Unsupervised Learning: Unsupervised learning involves learning patterns and relationships from unlabeled data. Unlike supervised learning, there are no target values provided. Instead, the algorithm aims to discover inherent structures or clusters in the data.
Training Data and Test Data: Machine learning models require a dataset to learn from. The dataset is typically split into two parts: the training data and the test data. The model learns from the training data, and the test data is used to evaluate its performance and generalization ability.
Features and Labels: In supervised learning, the input examples are often represented by features or attributes. For example, in a spam email classification task, features might include the presence of certain keywords or the length of the email. The corresponding output or target values are called labels, indicating the class or category to which the example belongs (e.g., spam or not spam).

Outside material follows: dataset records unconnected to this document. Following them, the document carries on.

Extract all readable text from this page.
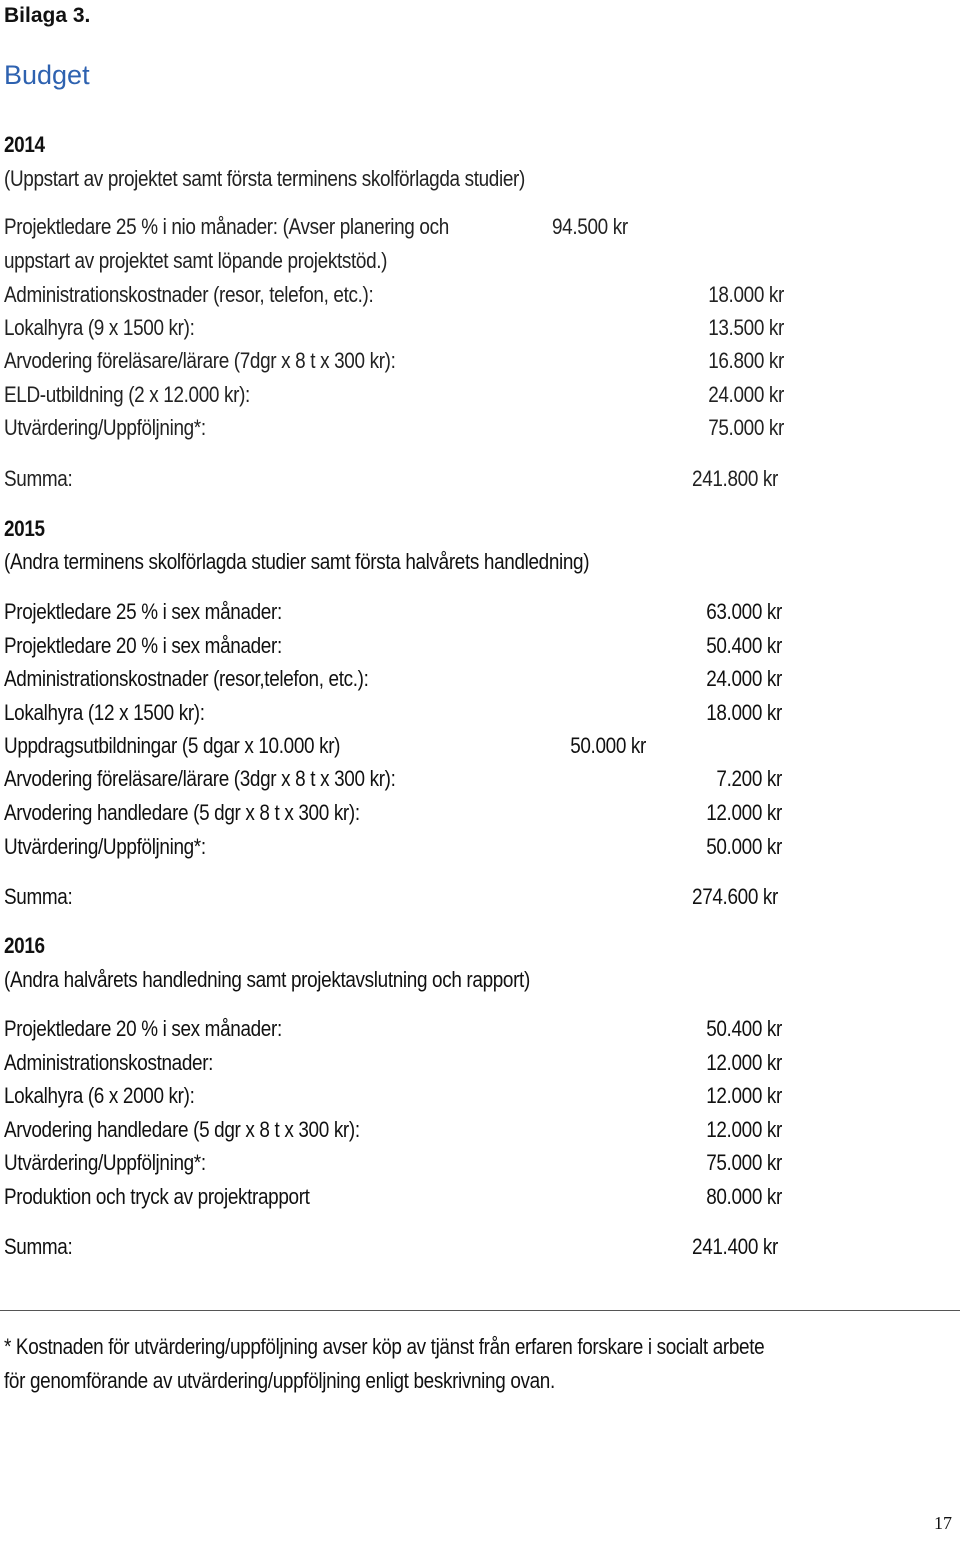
Bilaga 3.
Budget
2014
(Uppstart av projektet samt första terminens skolförlagda studier)
Projektledare 25 % i nio månader: (Avser planering och	94.500 kr
uppstart av projektet samt löpande projektstöd.)
Administrationskostnader (resor, telefon, etc.):	18.000 kr
Lokalhyra (9 x 1500 kr):	13.500 kr
Arvodering föreläsare/lärare (7dgr x 8 t x 300 kr):	16.800 kr
ELD-utbildning (2 x 12.000 kr):	24.000 kr
Utvärdering/Uppföljning*:	75.000 kr
Summa:	241.800 kr
2015
(Andra terminens skolförlagda studier samt första halvårets handledning)
Projektledare 25 % i sex månader:	63.000 kr
Projektledare 20 % i sex månader:	50.400 kr
Administrationskostnader (resor,telefon, etc.):	24.000 kr
Lokalhyra (12 x 1500 kr):	18.000 kr
Uppdragsutbildningar (5 dgar x 10.000 kr)	50.000 kr
Arvodering föreläsare/lärare (3dgr x 8 t x 300 kr):	7.200 kr
Arvodering handledare (5 dgr x 8 t x 300 kr):	12.000 kr
Utvärdering/Uppföljning*:	50.000 kr
Summa:	274.600 kr
2016
(Andra halvårets handledning samt projektavslutning och rapport)
Projektledare 20 % i sex månader:	50.400 kr
Administrationskostnader:	12.000 kr
Lokalhyra (6 x 2000 kr):	12.000 kr
Arvodering handledare (5 dgr x 8 t x 300 kr):	12.000 kr
Utvärdering/Uppföljning*:	75.000 kr
Produktion och tryck av projektrapport	80.000 kr
Summa:	241.400 kr
* Kostnaden för utvärdering/uppföljning avser köp av tjänst från erfaren forskare i socialt arbete
för genomförande av utvärdering/uppföljning enligt beskrivning ovan.
17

Model Evaluation Metrics: To assess the performance of a machine learning model, various evaluation metrics are used. Common metrics include accuracy (the proportion of correctly predicted examples), precision (the proportion of true positives among all positive predictions), recall (the proportion of true positives predicted correctly), and F1 score (a combination of precision and recall).
Overfitting and Underfitting: Overfitting occurs when a model becomes too complex and learns to memorize the training data instead of generalizing well to unseen examples. On the other hand, underfitting happens when a model is too simple and fails to capture the underlying patterns in the data. Balancing the complexity of the model is crucial to achieve good generalization.
Feature Engineering: Feature engineering involves selecting or creating relevant features that can help improve the performance of a machine learning model. It often requires domain knowledge and creativity to transform raw data into a suitable representation that captures the important information.
Bias and Variance Trade-off: The bias-variance trade-off is a fundamental concept in machine learning. Bias refers to the errors introduced by the model's assumptions and simplifications, while variance refers to the model's sensitivity to small fluctuations in the training data. Reducing bias may increase variance and vice versa. Finding the right balance is important for building a well-performing model.
Supervised Learning Algorithms: There are various supervised learning algorithms, including linear regression, logistic regression, decision trees, random forests, support vector machines (SVM), and neural networks. Each algorithm has its own strengths, weaknesses, and specific use cases.
Unsupervised Learning Algorithms: Unsupervised learning algorithms include clustering algorithms like k-means clustering and hierarchical clustering, dimensionality reduction techniques like principal component analysis (PCA) and t-SNE, and anomaly detection algorithms, among others.
These concepts provide a starting point for understanding the basics of machine learning. As you delve deeper, you can explore more advanced topics such as deep learning, reinforcement learning, and natural language processing. Remember to practice hands-on with real-world datasets to gain practical experience and further refine your skills.